Valle Avilés. Essa é uma das 150 fotos do livro As Mais Belas Trilhas da Patagônia, clique para conhecê-lo.
Ao chegar na Casa de Piedra, empacotei tudo, me despedi do Misael, o guarda-parque gente boa que estava cuidando do camping e dirigi até Cochrane, uma simpática cidadezinha na Carretera Austral.

Cochrane

Cochrane
08 a 10/01/2020 - Villa O'Higgins e Caleta Tortel pela Carretera Austral (Chile)
Em vez de ir para o norte e continuar a fotografar o Parque Patagonia, resolvi aproveitar que estava em uma das estradas mais bonitas do mundo e seguir para o sul, até o fim dela, na Villa O’Higgins. Mas hoje eu parei para dormir em Cochrane e, mesmo ficando em um quarto bem simples (bem ruim, na verdade), foi bom demais dormir em uma cama depois de passar 3 semanas na barraca.
Como o dia estava feio, segui direto até a Villa O’Higgins, deixando para visitar a Caleta Tortel na volta. Na verdade, tempo encoberto e um pouco de chuva é o padrão nessa parte da Patagônia, o que ao menos dá um grande volume de água nas diversas e belíssimas cachoeiras que são vistas da estrada, especialmente no último trecho, já próximo de O’Higgins.

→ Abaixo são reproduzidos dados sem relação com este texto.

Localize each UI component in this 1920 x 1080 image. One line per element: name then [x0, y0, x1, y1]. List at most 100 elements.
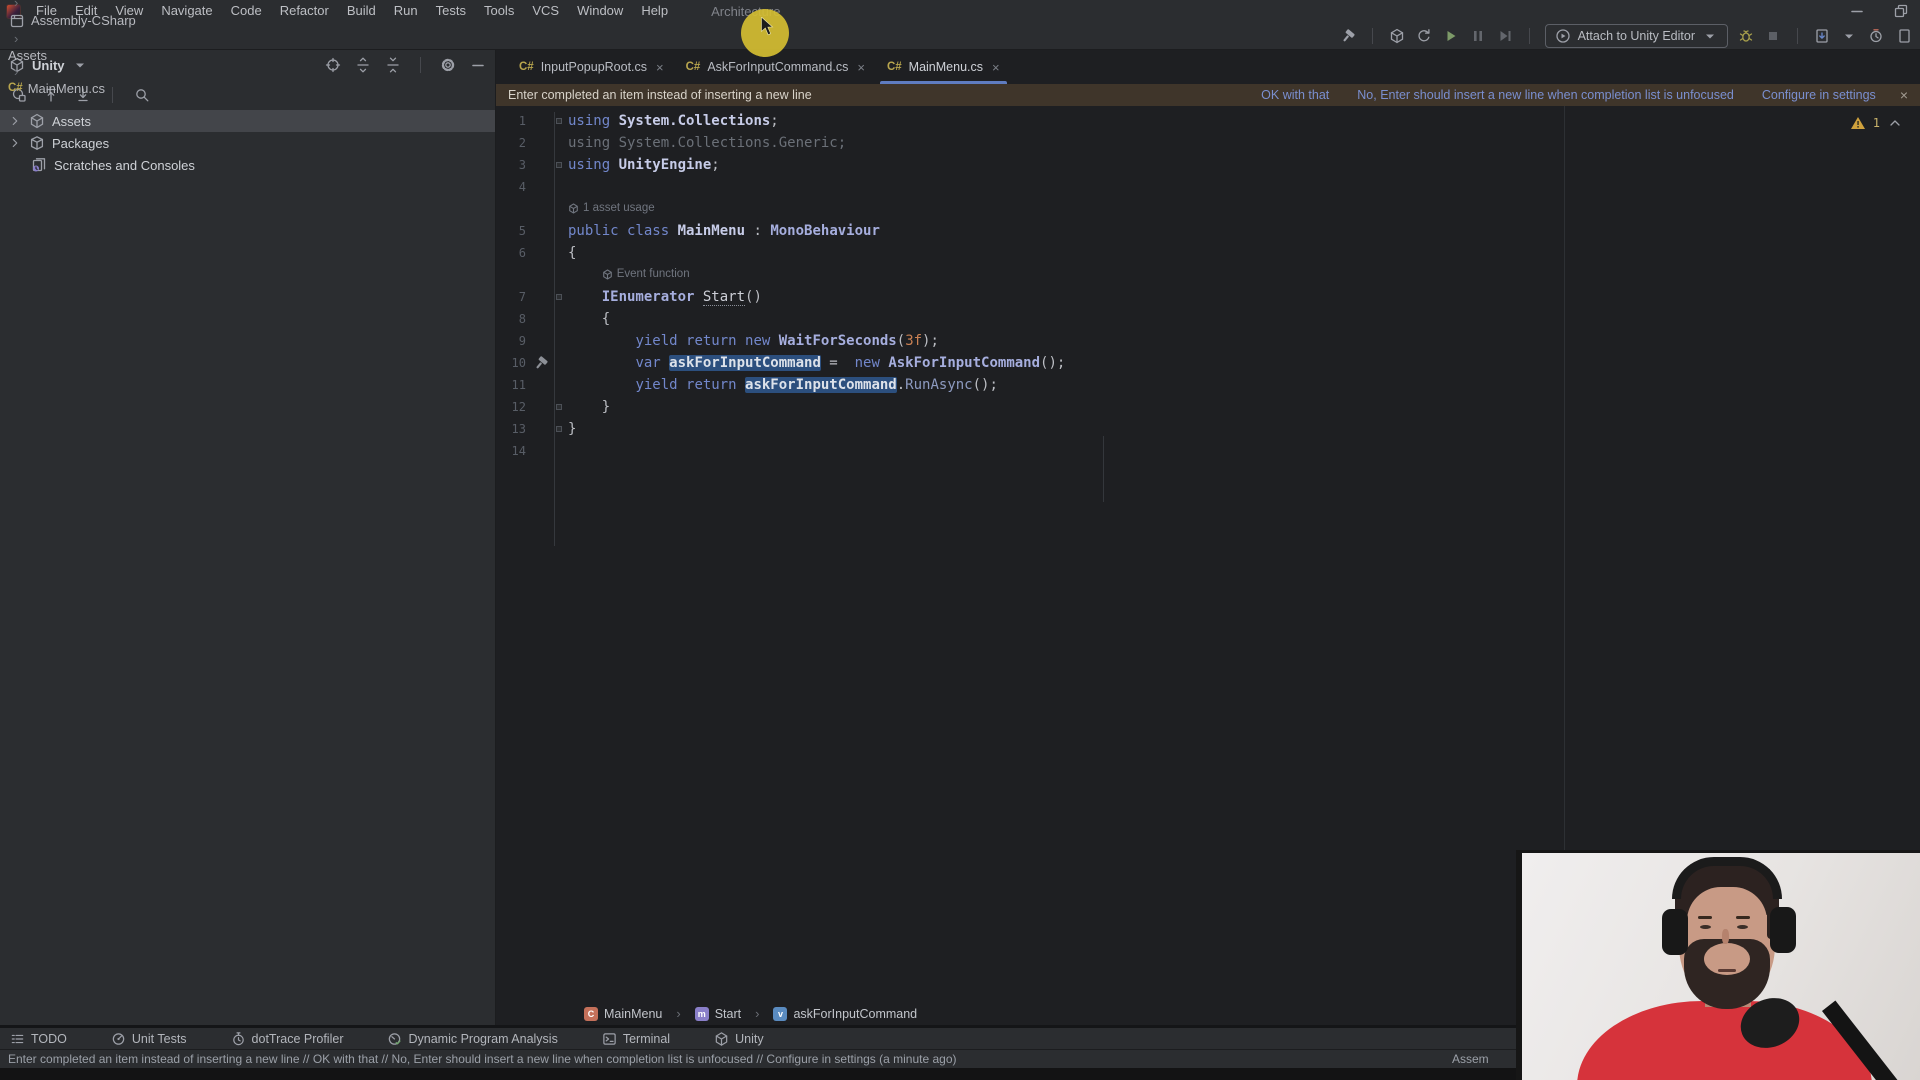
menu-vcs[interactable]: VCS — [523, 1, 568, 20]
tree-item-packages[interactable]: Packages — [0, 132, 495, 154]
code-lines: 1using System.Collections;2using System.… — [496, 110, 1920, 462]
line-number: 10 — [496, 356, 526, 370]
toolwindow-dottrace-profiler[interactable]: dotTrace Profiler — [231, 1030, 344, 1048]
gauge-icon — [387, 1030, 402, 1048]
line-number: 13 — [496, 422, 526, 436]
tab-inputpopuproot-cs[interactable]: C#InputPopupRoot.cs× — [508, 50, 675, 84]
tree-item-assets[interactable]: Assets — [0, 110, 495, 132]
breadcrumb-item[interactable]: Assets — [8, 48, 136, 63]
banner-action-link[interactable]: No, Enter should insert a new line when … — [1357, 88, 1734, 102]
close-icon[interactable]: × — [992, 60, 1000, 75]
menu-navigate[interactable]: Navigate — [152, 1, 221, 20]
chevron-right-icon[interactable] — [8, 112, 22, 130]
chevron-up-icon[interactable] — [1886, 114, 1904, 132]
menu-build[interactable]: Build — [338, 1, 385, 20]
breadcrumb-item-askforinputcommand[interactable]: vaskForInputCommand — [773, 1007, 917, 1021]
tab-askforinputcommand-cs[interactable]: C#AskForInputCommand.cs× — [675, 50, 876, 84]
code-line: 12 } — [496, 396, 1920, 418]
banner-action-link[interactable]: OK with that — [1261, 88, 1329, 102]
pause-icon[interactable] — [1469, 27, 1487, 45]
close-icon[interactable]: × — [1900, 87, 1908, 103]
collapse-all-icon[interactable] — [384, 56, 402, 74]
breadcrumb-separator: › — [14, 31, 18, 46]
menu-refactor[interactable]: Refactor — [271, 1, 338, 20]
fold-marker[interactable] — [556, 162, 562, 168]
fold-marker[interactable] — [556, 404, 562, 410]
play-icon[interactable] — [1442, 27, 1460, 45]
caret-icon[interactable] — [1840, 27, 1858, 45]
toolwindow-todo[interactable]: TODO — [10, 1030, 67, 1048]
fold-marker[interactable] — [556, 294, 562, 300]
code-line: 3using UnityEngine; — [496, 154, 1920, 176]
menu-tests[interactable]: Tests — [427, 1, 475, 20]
expand-all-icon[interactable] — [354, 56, 372, 74]
menu-code[interactable]: Code — [222, 1, 271, 20]
unity-icon — [28, 112, 46, 130]
csharp-file-icon: C# — [887, 61, 902, 73]
project-tree: Assets Packages Scratches and Consoles — [0, 110, 495, 176]
gutter — [526, 330, 568, 352]
line-number: 14 — [496, 444, 526, 458]
inspection-widget[interactable]: 1 — [1849, 114, 1904, 132]
breadcrumb-separator: › — [14, 64, 18, 79]
gutter — [526, 374, 568, 396]
status-message[interactable]: Enter completed an item instead of inser… — [8, 1052, 957, 1066]
menu-window[interactable]: Window — [568, 1, 632, 20]
class-symbol-icon: C — [584, 1007, 598, 1021]
tree-item-scratches-and-consoles[interactable]: Scratches and Consoles — [0, 154, 495, 176]
toolwindow-unit-tests[interactable]: Unit Tests — [111, 1030, 187, 1048]
inlay-hint-row: Event function — [496, 264, 1920, 286]
gear-icon[interactable] — [439, 56, 457, 74]
toolwindow-terminal[interactable]: Terminal — [602, 1030, 670, 1048]
separator — [1797, 28, 1798, 44]
code-line: 10 var askForInputCommand = new AskForIn… — [496, 352, 1920, 374]
breadcrumb-separator: › — [14, 0, 18, 10]
coverage-icon[interactable] — [1813, 27, 1831, 45]
chevron-right-icon[interactable] — [8, 134, 22, 152]
crosshair-icon[interactable] — [324, 56, 342, 74]
code-line: 7 IEnumerator Start() — [496, 286, 1920, 308]
refresh-icon[interactable] — [1415, 27, 1433, 45]
toolwindow-dynamic-program-analysis[interactable]: Dynamic Program Analysis — [387, 1030, 557, 1048]
terminal-icon — [602, 1030, 617, 1048]
menu-tools[interactable]: Tools — [475, 1, 523, 20]
restore-window-icon[interactable] — [1892, 2, 1910, 20]
close-icon[interactable]: × — [656, 60, 664, 75]
menu-help[interactable]: Help — [632, 1, 677, 20]
tests-icon — [111, 1030, 126, 1048]
breadcrumb-item-mainmenu[interactable]: CMainMenu — [584, 1007, 662, 1021]
tree-item-label: Packages — [52, 136, 109, 151]
inlay-hint[interactable]: 1 asset usage — [568, 197, 655, 219]
gutter — [526, 418, 568, 440]
code-line: 4 — [496, 176, 1920, 198]
gutter-hammer-icon[interactable] — [532, 354, 550, 372]
doc-icon[interactable] — [1894, 27, 1912, 45]
inlay-hint-row: 1 asset usage — [496, 198, 1920, 220]
status-right-text: Assem — [1452, 1052, 1489, 1066]
minimize-icon[interactable] — [469, 56, 487, 74]
line-number: 12 — [496, 400, 526, 414]
breadcrumb-item[interactable]: Assembly-CSharp — [8, 12, 136, 30]
menu-run[interactable]: Run — [385, 1, 427, 20]
clock-icon[interactable] — [1867, 27, 1885, 45]
gutter — [526, 242, 568, 264]
unity-icon[interactable] — [1388, 27, 1406, 45]
minimize-window-icon[interactable] — [1848, 2, 1866, 20]
attach-to-unity-editor-button[interactable]: Attach to Unity Editor — [1545, 24, 1728, 48]
fold-marker[interactable] — [556, 426, 562, 432]
tab-label: InputPopupRoot.cs — [541, 60, 647, 74]
banner-action-link[interactable]: Configure in settings — [1762, 88, 1876, 102]
breadcrumb-item-start[interactable]: mStart — [695, 1007, 741, 1021]
line-number: 8 — [496, 312, 526, 326]
toolwindow-unity[interactable]: Unity — [714, 1030, 763, 1048]
tab-mainmenu-cs[interactable]: C#MainMenu.cs× — [876, 50, 1011, 84]
close-icon[interactable]: × — [857, 60, 865, 75]
inlay-hint[interactable]: Event function — [602, 263, 690, 285]
fold-marker[interactable] — [556, 118, 562, 124]
stop-icon[interactable] — [1764, 27, 1782, 45]
banner-message: Enter completed an item instead of inser… — [508, 88, 812, 102]
breadcrumb-item[interactable]: C#MainMenu.cs — [8, 81, 136, 96]
bug-icon[interactable] — [1737, 27, 1755, 45]
step-icon[interactable] — [1496, 27, 1514, 45]
hammer-icon[interactable] — [1339, 27, 1357, 45]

Uma das várias cachoeiras na beira da estrada

Outra cachoeira próxima da Villa O’Higgins
São apenas 250 km de Cochrane até Villa O’Higgins, mas o deslocamento é lento, não só porque a estrada é toda de terra, como porque tem muitas curvas, é estreita e as paisagens estão sempre roubando a atenção e fazendo com que seja necessário parar para uma foto. No meu caso, parei também para trocar novamente um pneu furado e, ao chegar na vila, ainda perdi um tempo esperando o borracheiro reaparecer, já que ninguém sabia onde ele havia ido.
A vila é bem pequena e bonita, mas os preços de hospedagens são mais altos que nas outras vilas por onde passei no sul do Chile. Como eu só ficaria uma noite, não me preocupei em pesquisar muito, mas caso você queria ficar várias noites, dê uma boa olhada antes de ir para não estourar seu orçamento.

Villa O’Higgins

Villa O’Higgins
Existem algumas trilhas de um dia para fazer, saindo da vila, mas como isso não faz parte do projeto do livro e eu estava lá apenas para conhecer a Carretera Austral, deixei de lado as trilhas e passeios de barco e fui curtir, mais uma vez, uma noite bem dormida em uma cama quentinha.
Parti cedo, como sempre, e fui para a Caleta Tortel, uma vila construída sobre palafitas e com 6 km de passarelas interligando as construções. Por ser um povoado com estilo único em todo o Chile, é um dos grandes atrativos da Carretera Austral.

Caleta Tortel

Caleta Tortel
Dormi novamente em Cochrane e, agora, com mais tempo para procurar hospedagem, achei uma melhor e mais barata que a de dois dias antes.
Com a previsão do tempo melhorando, chegou a hora de voltar a trabalhar e fui, no dia 10 de janeiro, para Chile Chico, a cidade mais próxima da entrada norte do Parque Nacional Patagonia. Sei que estou sendo repetitivo ao falar que a estrada é linda mas, novamente, tive que parar diversas vezes para fotografar e, se eu não tivesse pressa pra voltar para as travessias e aproveitar a janela de bom tempo, teria acampado às margens do Rio Baker.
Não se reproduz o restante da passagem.